MIT’s Technology Review published an interview with Google Director of Research Peter Norvig that explores his (and presumably Google’s) thinking about problems in search and “next-generation” search functionality that Google is working on. There’s nothing strikingly new in the interview but it’s an interesting overview and window into some of the current projects.
Among them, Norvig emphasizes speech recognition and processing, both in mobile (i.e., Goog411) and hypothetically on the desktop. He also discusses getting users to provide more information (“natural language”) or interact more with search and help disambiguate queries to enable Google deliver more tailored results. Norvig also discusses trying to develop better understanding of the contents of documents (including video).
Here are some interesting excepts of Norvig’s responses:
Re projects with the most funding: The two biggest projects are machine translation and the speech project. Translation and speech went all the way from one or two people working on them to, now, live systems . . . We wanted speech technology that could serve as an interface for phones and also index audio text. After looking at the existing technology, we decided to build our own. We thought that, having the data and computational resources that we do, we could help advance the field. Currently, we are up to state-of-the-art with what we built on our own, and we have the computational infrastructure to improve further. As we get more data from more interaction with users and from uploaded videos, our systems will improve because the data trains the algorithms over time.
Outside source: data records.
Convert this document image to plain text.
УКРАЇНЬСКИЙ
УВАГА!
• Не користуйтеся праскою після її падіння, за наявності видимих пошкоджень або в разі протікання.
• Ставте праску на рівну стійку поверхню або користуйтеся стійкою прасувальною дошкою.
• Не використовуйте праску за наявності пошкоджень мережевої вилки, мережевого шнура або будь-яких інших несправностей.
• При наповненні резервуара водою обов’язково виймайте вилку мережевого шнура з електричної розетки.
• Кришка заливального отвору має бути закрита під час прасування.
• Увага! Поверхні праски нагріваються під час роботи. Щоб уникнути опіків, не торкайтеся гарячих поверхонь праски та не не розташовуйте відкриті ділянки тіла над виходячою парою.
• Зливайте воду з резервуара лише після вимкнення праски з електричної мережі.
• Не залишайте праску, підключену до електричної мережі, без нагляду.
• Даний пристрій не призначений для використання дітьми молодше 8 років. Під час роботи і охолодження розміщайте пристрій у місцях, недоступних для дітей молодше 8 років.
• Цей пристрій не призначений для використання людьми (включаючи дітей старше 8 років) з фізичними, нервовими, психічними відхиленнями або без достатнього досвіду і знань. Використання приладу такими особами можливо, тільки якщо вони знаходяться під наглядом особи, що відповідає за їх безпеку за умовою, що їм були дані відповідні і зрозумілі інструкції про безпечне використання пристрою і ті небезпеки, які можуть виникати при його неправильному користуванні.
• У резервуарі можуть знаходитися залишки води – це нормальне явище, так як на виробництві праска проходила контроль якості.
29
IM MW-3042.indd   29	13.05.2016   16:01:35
Re the problems in search: One is understanding users’ needs more. The other is understanding the contents of documents, whether they be Web pages or video.
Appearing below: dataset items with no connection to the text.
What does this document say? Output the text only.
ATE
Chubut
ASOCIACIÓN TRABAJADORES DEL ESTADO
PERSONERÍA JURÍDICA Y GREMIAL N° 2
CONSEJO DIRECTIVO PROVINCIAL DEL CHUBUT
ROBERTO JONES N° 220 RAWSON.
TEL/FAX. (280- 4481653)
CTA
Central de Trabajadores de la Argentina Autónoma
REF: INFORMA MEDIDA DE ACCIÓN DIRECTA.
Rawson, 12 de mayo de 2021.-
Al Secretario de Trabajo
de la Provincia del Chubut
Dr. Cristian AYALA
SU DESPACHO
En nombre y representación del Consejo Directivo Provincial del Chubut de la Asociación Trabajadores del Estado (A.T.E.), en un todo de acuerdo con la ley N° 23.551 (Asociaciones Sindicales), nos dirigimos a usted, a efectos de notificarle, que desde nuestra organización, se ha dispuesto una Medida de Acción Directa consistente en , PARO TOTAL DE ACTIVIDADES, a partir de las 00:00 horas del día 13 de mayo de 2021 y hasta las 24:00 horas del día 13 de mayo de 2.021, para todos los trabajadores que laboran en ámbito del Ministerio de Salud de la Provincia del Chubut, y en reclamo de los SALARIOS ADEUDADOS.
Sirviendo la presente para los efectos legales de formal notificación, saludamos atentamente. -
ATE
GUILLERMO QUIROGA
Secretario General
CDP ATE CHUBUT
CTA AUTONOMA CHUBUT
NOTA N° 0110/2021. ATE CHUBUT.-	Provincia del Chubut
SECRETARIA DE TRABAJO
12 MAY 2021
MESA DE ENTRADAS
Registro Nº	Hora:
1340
Re more user input/interaction with search: One of the things we’re looking at is finding ways to get the user more involved, to have them tell us more of what they want. People type the query “map,” and then they get upset if it’s not the map they were thinking of. So, people may be willing to talk more than type. Or maybe they’re willing to take a suggestion if we offer something that they didn’t type a query for, but is related.
Re mobile search: [T]here are search interactions other than main Web search. When you’re on cell phones, you can only see one link at a time. It really changes the game. There’s much more impetus for us to be correct, so we’re thinking about that kind of interaction there, and how you could use audio to present information.
Re natural language search: I think there’s a whole range of what you can mean as natural-language search. The first part of that range, we’ve been doing for a while. For instance, we understand synonyms and that the two words in San Francisco should go together. But then there’s Las Vegas and Vegas, which mean the same thing, and New York and York don’t mean the same thing. Those are the kinds of things we figure out. Another component of natural-language search is to parse a longer query into components. And the farthest along is typing in a full sentence in English and getting a full sentence as an answer. That sort of thing we’re not doing yet. We are answering some kinds of questions. You can query “population of Japan,” and we’ll pull that out. But for the majority of questions, that’s not what people want. They don’t want the burden of having to express it as a full sentence.